[PATCH] drm/xe/mmap: Add mmap support for PCI memory barrier

Tue Oct 15 11:43:25 UTC 2024

> -----Original Message-----
> From: Auld, Matthew <matthew.auld at intel.com>
> Sent: Monday, October 14, 2024 7:23 PM
> To: Upadhyay, Tejas <tejas.upadhyay at intel.com>; intel-
> xe at lists.freedesktop.org
> Subject: Re: [PATCH] drm/xe/mmap: Add mmap support for PCI memory
> barrier
> 
> On 14/10/2024 14:08, Upadhyay, Tejas wrote:
> >
> >
> >> -----Original Message-----
> >> From: Auld, Matthew <matthew.auld at intel.com>
> >> Sent: Monday, October 14, 2024 4:34 PM
> >> To: Upadhyay, Tejas <tejas.upadhyay at intel.com>; intel-
> >> xe at lists.freedesktop.org
> >> Subject: Re: [PATCH] drm/xe/mmap: Add mmap support for PCI memory
> >> barrier
> >>
> >> On 14/10/2024 11:23, Upadhyay, Tejas wrote:
> >>>
> >>>
> >>>> -----Original Message-----
> >>>> From: Auld, Matthew <matthew.auld at intel.com>
> >>>> Sent: Wednesday, October 9, 2024 7:27 PM
> >>>> To: Upadhyay, Tejas <tejas.upadhyay at intel.com>; intel-
> >>>> xe at lists.freedesktop.org
> >>>> Subject: Re: [PATCH] drm/xe/mmap: Add mmap support for PCI memory
> >>>> barrier
> >>>>
> >>>> Hi,
> >>>>
> >>>> On 09/10/2024 11:10, Tejas Upadhyay wrote:
> >>>>> In order to avoid having userspace to use MI_MEM_FENCE, we are
> >>>>> adding a mechanism for userspace to generate a PCI memory barrier
> >>>>> with low overhead (avoiding IOCTL call).
> >>>>
> >>>> I guess it doesn't work if we just do VRAM write from the host side?
> >>>
> >>> Writing to VRAM will adds some overhead which UMD wants to avoid. So
> >> the suggestion came out was to use special MMIO page mapped directly
> >> which is not accessible from the PCI bus so that the MMIO writes
> >> themselves are ignored, but the PCI memory barrier will still take
> >> action as the MMIO filtering will happen after the memory barrier effect.
> >>
> >> Would be good to add this info to the commit message.
> >
> > Ok.
> >
> >>
> >>>
> >>>>
> >>>>>
> >>>>> This is implemented by memory-mapping a page as uncached that is
> >>>>> backed by MMIO on the dGPU and thus allowing userspace to do
> >> memory
> >>>>> write to the page without invoking an IOCTL.

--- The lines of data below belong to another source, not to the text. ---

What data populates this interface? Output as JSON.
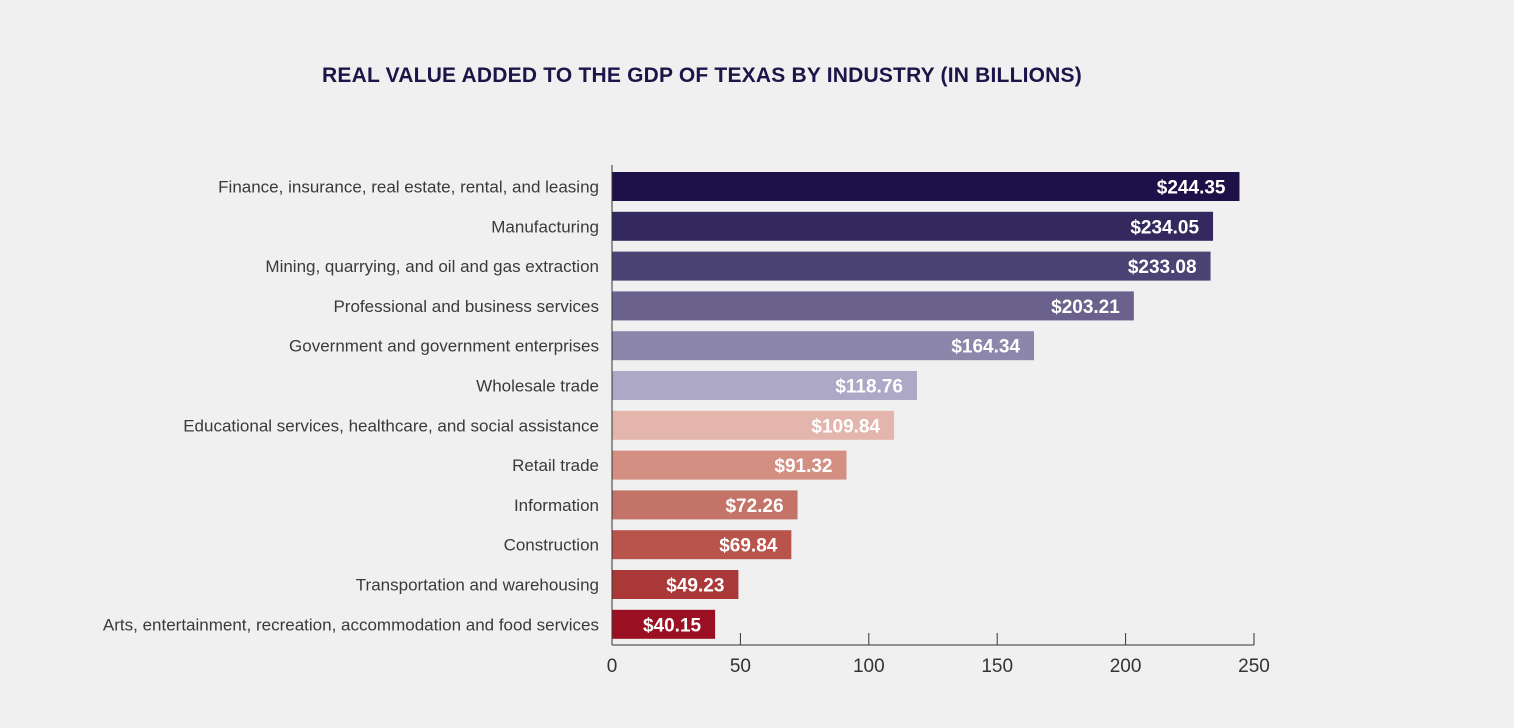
{
  "chart_data": {
    "type": "bar",
    "orientation": "horizontal",
    "title": "REAL VALUE ADDED TO THE GDP OF TEXAS BY INDUSTRY (IN BILLIONS)",
    "xlabel": "",
    "ylabel": "",
    "xlim": [
      0,
      250
    ],
    "xticks": [
      0,
      50,
      100,
      150,
      200,
      250
    ],
    "grid": false,
    "value_prefix": "$",
    "categories": [
      "Finance, insurance, real estate, rental, and leasing",
      "Manufacturing",
      "Mining, quarrying, and oil and gas extraction",
      "Professional and business services",
      "Government and government enterprises",
      "Wholesale trade",
      "Educational services, healthcare, and social assistance",
      "Retail trade",
      "Information",
      "Construction",
      "Transportation and warehousing",
      "Arts, entertainment, recreation, accommodation and food services"
    ],
    "values": [
      244.35,
      234.05,
      233.08,
      203.21,
      164.34,
      118.76,
      109.84,
      91.32,
      72.26,
      69.84,
      49.23,
      40.15
    ],
    "value_labels": [
      "$244.35",
      "$234.05",
      "$233.08",
      "$203.21",
      "$164.34",
      "$118.76",
      "$109.84",
      "$91.32",
      "$72.26",
      "$69.84",
      "$49.23",
      "$40.15"
    ],
    "colors": [
      "#1e1048",
      "#34295e",
      "#4b4373",
      "#6a628c",
      "#8c86aa",
      "#aca8c6",
      "#e4b5ad",
      "#d48f83",
      "#c47368",
      "#b8544c",
      "#ab3838",
      "#9a0f22"
    ]
  }
}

> >>>>> We are selecting the MMIO so that it is not accessible from the
> >>>>> PCI bus so that the MMIO writes themselves are ignored, but the
> >>>>> PCI memory barrier will still take action as the MMIO filtering
> >>>>> will happen after the memory barrier effect.
> >>>>>
> >>>>> When we detect special defined offset in mmap(), We are mapping 4K
> >>>>> page which contains the last of page of doorbell MMIO range to
> >>>>> userspace for same purpose.
> >>>>>
> >>>>> Note: Test coverage for this is added by IGT
> >>>>>          https://patchwork.freedesktop.org/patch/618931/  here.
> >>>>>
> >>>>> Signed-off-by: Tejas Upadhyay <tejas.upadhyay at intel.com>
> >>>>
> >>>> Needs some UMD Cc. This was requested by some UMD?
> >>>
> >>> Yes, I will add someone in cc.
> >>>
> >>>>
> >>>>> ---
> >>>>>     drivers/gpu/drm/xe/xe_device.c | 68
> >>>> +++++++++++++++++++++++++++++++++-
> >>>>>     1 file changed, 67 insertions(+), 1 deletion(-)
> >>>>>
> >>>>> diff --git a/drivers/gpu/drm/xe/xe_device.c
> >>>>> b/drivers/gpu/drm/xe/xe_device.c index cd241a8e1838..c97a4d1f0a98
> >>>>> 100644
> >>>>> --- a/drivers/gpu/drm/xe/xe_device.c
> >>>>> +++ b/drivers/gpu/drm/xe/xe_device.c
> >>>>> @@ -239,12 +239,78 @@ static long xe_drm_compat_ioctl(struct file
> >>>>> *file,
> >>>> unsigned int cmd, unsigned lo
> >>>>>     #define xe_drm_compat_ioctl NULL
> >>>>>     #endif
> >>>>>
> >>>>> +static void barrier_open(struct vm_area_struct *vma) {
> >>>>> +	drm_dev_get(vma->vm_private_data);
> >>>>> +}
> >>>>> +
> >>>>> +static void barrier_close(struct vm_area_struct *vma) {
> >>>>> +	drm_dev_put(vma->vm_private_data);
> >>>>> +}
> >>>>> +
> >>>>> +static const struct vm_operations_struct vm_ops_barrier = {
> >>>>> +	.open = barrier_open,
> >>>>> +	.close = barrier_close,
> >>>>> +};
> >>>>> +
> >>>>> +static int xe_pci_barrier_mmap(struct file *filp,
> >>>>> +			       struct vm_area_struct *vma) {
> >>>>> +	struct drm_file *priv = filp->private_data;
> >>>>> +	struct drm_device *dev = priv->minor->dev;
> >>>>> +	unsigned long pfn;
> >>>>> +	pgprot_t prot;
> >>>>> +
> >>>>> +	if (vma->vm_end - vma->vm_start > PAGE_SIZE)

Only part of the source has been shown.